Jeremy Hunt’s Way with Statistics

Paul Taylor

‘Around 6000 people lose their lives every year because we do not have a proper seven-day service in hospitals,’ Jeremy Hunt said on 16 July 2015. ‘You are 15 per cent more likely to die if you are admitted on a Sunday compared to being admitted on a Wednesday.’ A Department of Health statement later clarified that the figures came from an analysis ‘soon to be published in the BMJ’. Nick Freemantle, a professor of epidemiology at UCL, had been invited by Bruce Keogh, the chief medical officer, to update a 2012 analysis of hospital data, apparently on the suggestion of Simon Stevens, the new chief executive of NHS England. The resulting paper wasn’t accepted by the BMJ until 29 July, after Hunt’s speech. When it appeared in September, it contained no reference to the 6000 figure.

After publication, Keogh told the press that the results represented a call to action. The story was picked up by the media across the world. Hunt, locked in an increasingly bitter dispute with junior doctors over working practices and rates of pay, began quoting a different figure from the paper: 11,000 patients are dying unnecessarily each year following a weekend admission.

The paper is, unsurprisingly, controversial. The editor of the BMJ has written to Hunt to take him to task for misrepresenting the paper’s conclusions by asserting that the 11,000 ‘excess’ deaths are avoidable. Outraged junior doctors have queued to register their disapproval in the ‘rapid response’ section of the BMJ, and numerous blogs have picked apart the analysis and the ‘zombie statistic’ of 11,000 preventable deaths.

An odd thing about the paper is that it actually shows hospital patients are less likely to die at the weekend. The risk is associated with being admitted at the weekend. Critics have argued that this is simply because patients admitted at the weekend tend to be sicker. But Freemantle and his colleagues’ analysis is pretty robust. They built a complex statistical model which adjusted for differences in age, sex, ethnicity, whether or not the admission was an emergency, whether or not it was a transfer from another hospital, the diagnosis, number of previous emergency admissions, number of previous complex admissions, co-morbidities, social deprivation, hospital trust, and day of the year. Faced with this level of statistical sophistication, critics tend to fall back on the intuition that if patients aren’t dying at weekends, the problem isn’t with the care at weekends.

No model is perfect, and it’s difficult to use mortality as a measure of the quality of care because very few patients die, and of those who do, most die unavoidably.
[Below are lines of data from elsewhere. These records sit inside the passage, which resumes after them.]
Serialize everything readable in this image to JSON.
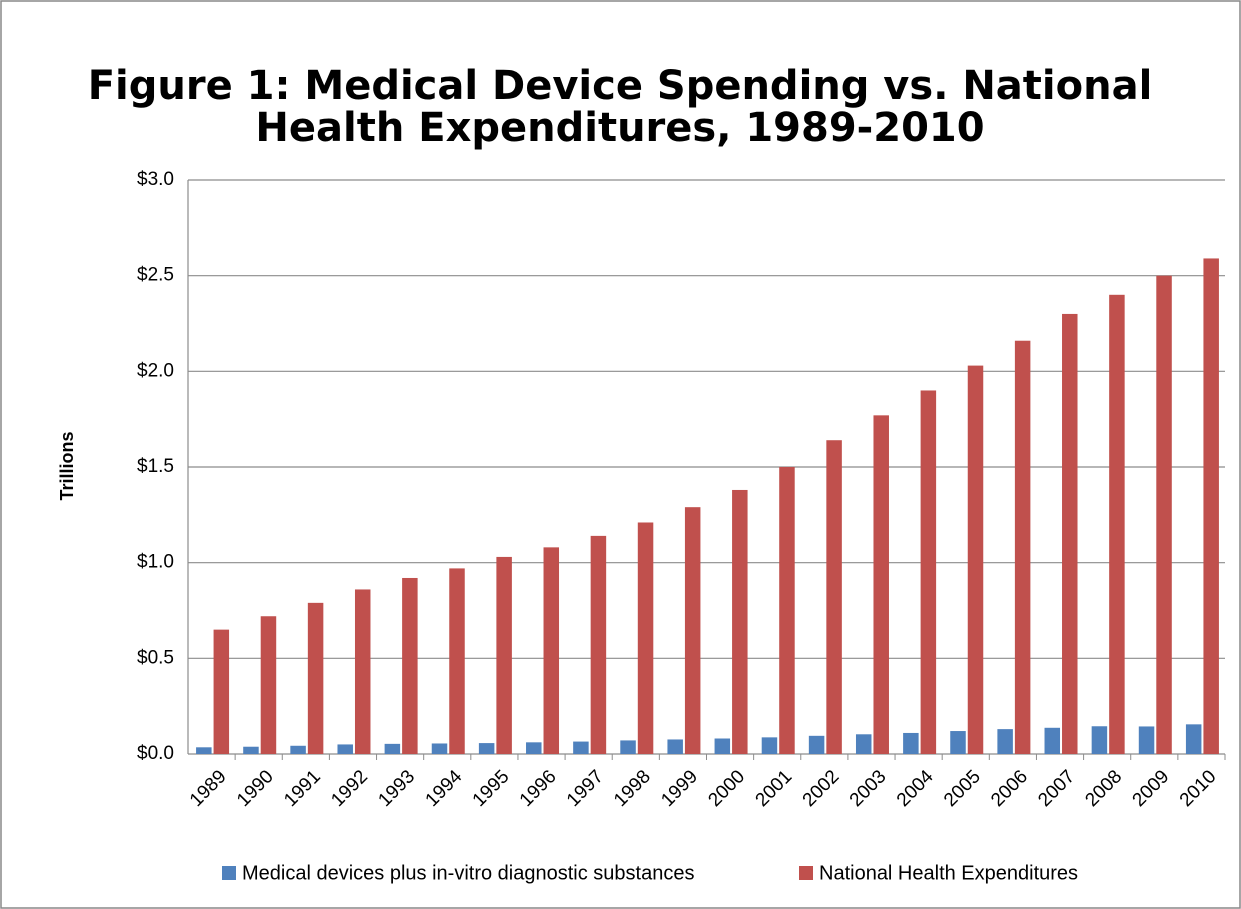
{
  "chart_data": {
    "type": "bar",
    "title": [
      "Figure 1: Medical Device Spending vs. National",
      "Health Expenditures, 1989-2010"
    ],
    "y_label": "Trillions",
    "categories": [
      "1989",
      "1990",
      "1991",
      "1992",
      "1993",
      "1994",
      "1995",
      "1996",
      "1997",
      "1998",
      "1999",
      "2000",
      "2001",
      "2002",
      "2003",
      "2004",
      "2005",
      "2006",
      "2007",
      "2008",
      "2009",
      "2010"
    ],
    "series": [
      {
        "name": "Medical devices plus in-vitro diagnostic substances",
        "color": "#4f81bd",
        "values": [
          0.035,
          0.038,
          0.043,
          0.05,
          0.053,
          0.055,
          0.057,
          0.061,
          0.065,
          0.071,
          0.076,
          0.081,
          0.087,
          0.095,
          0.103,
          0.11,
          0.12,
          0.13,
          0.137,
          0.145,
          0.144,
          0.155
        ]
      },
      {
        "name": "National Health Expenditures",
        "color": "#c0504d",
        "values": [
          0.65,
          0.72,
          0.79,
          0.86,
          0.92,
          0.97,
          1.03,
          1.08,
          1.14,
          1.21,
          1.29,
          1.38,
          1.5,
          1.64,
          1.77,
          1.9,
          2.03,
          2.16,
          2.3,
          2.4,
          2.5,
          2.59
        ]
      }
    ],
    "ylim": [
      0,
      3
    ],
    "yticks": [
      {
        "value": 0,
        "label": "$0.0"
      },
      {
        "value": 0.5,
        "label": "$0.5"
      },
      {
        "value": 1,
        "label": "$1.0"
      },
      {
        "value": 1.5,
        "label": "$1.5"
      },
      {
        "value": 2,
        "label": "$2.0"
      },
      {
        "value": 2.5,
        "label": "$2.5"
      },
      {
        "value": 3,
        "label": "$3.0"
      }
    ],
    "grid": true,
    "legend": "bottom"
  }
}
So the signal detected is generated by a tiny sub-sample of the data. This is a particular issue in Freemantle’s study because the numbers of admissions in the two groups are quite different: there are many fewer admissions at weekends. Some critics have argued that this means the data are susceptible to differences in the way they are recorded at weekends. (Though if there is a bias, it could work the other way: the threshold for being classed as an emergency, for example, is probably lower at the weekend.) There will be effects that aren’t captured in the model: it’s possible there isn’t a weekend effect but an out-of-hours effect, which is more apparent at weekends because a much higher proportion of patients admitted on Saturday or Sunday are admitted at night. All of that said, the model is pretty sound, the effect is strong, and the results are in accordance with other studies from around the world.

You can’t expect politicians to treat statistics in the same way as academics. The distinction between deaths which are ‘excess’ – i.e. which are a measure of the difference between the mortality rates for patients admitted at the weekend and during the week – and deaths which are ‘avoidable’ might seem too subtle for political rhetoric, but it is huge. Part of the excess may well be a consequence of the differences in the way hospitals are organised at weekends, but if we don’t know what it is about the process that causes the problem, we can’t know how to solve it. Hunt has focused on junior doctors’ working practices. There is nothing in the evidence to suggest that changing these will have the required effect. There is more evidence that hiring extra nurses would make a difference, but presumably no way of achieving this without spending money. There is, in fact, no reason to believe that the problem is with hospitals; it could equally be explained by problems with the standards of nursing in care homes after 5 p.m. on Fridays or at GP surgeries on Saturday mornings.


  • 11 February 2016 at 5:40pm
    Graucho says:
    The more useful use of numbers would be this ...

    H = Number of hours per week a junior doctor can be expected to work without getting tired and making mistakes.

    L = The maximimum workload in patient hours per week in a typical NHS year.

    D = L/H tells you how many junior doctors you ought to be employing.

    Get D right before getting into the fine detail of the contract.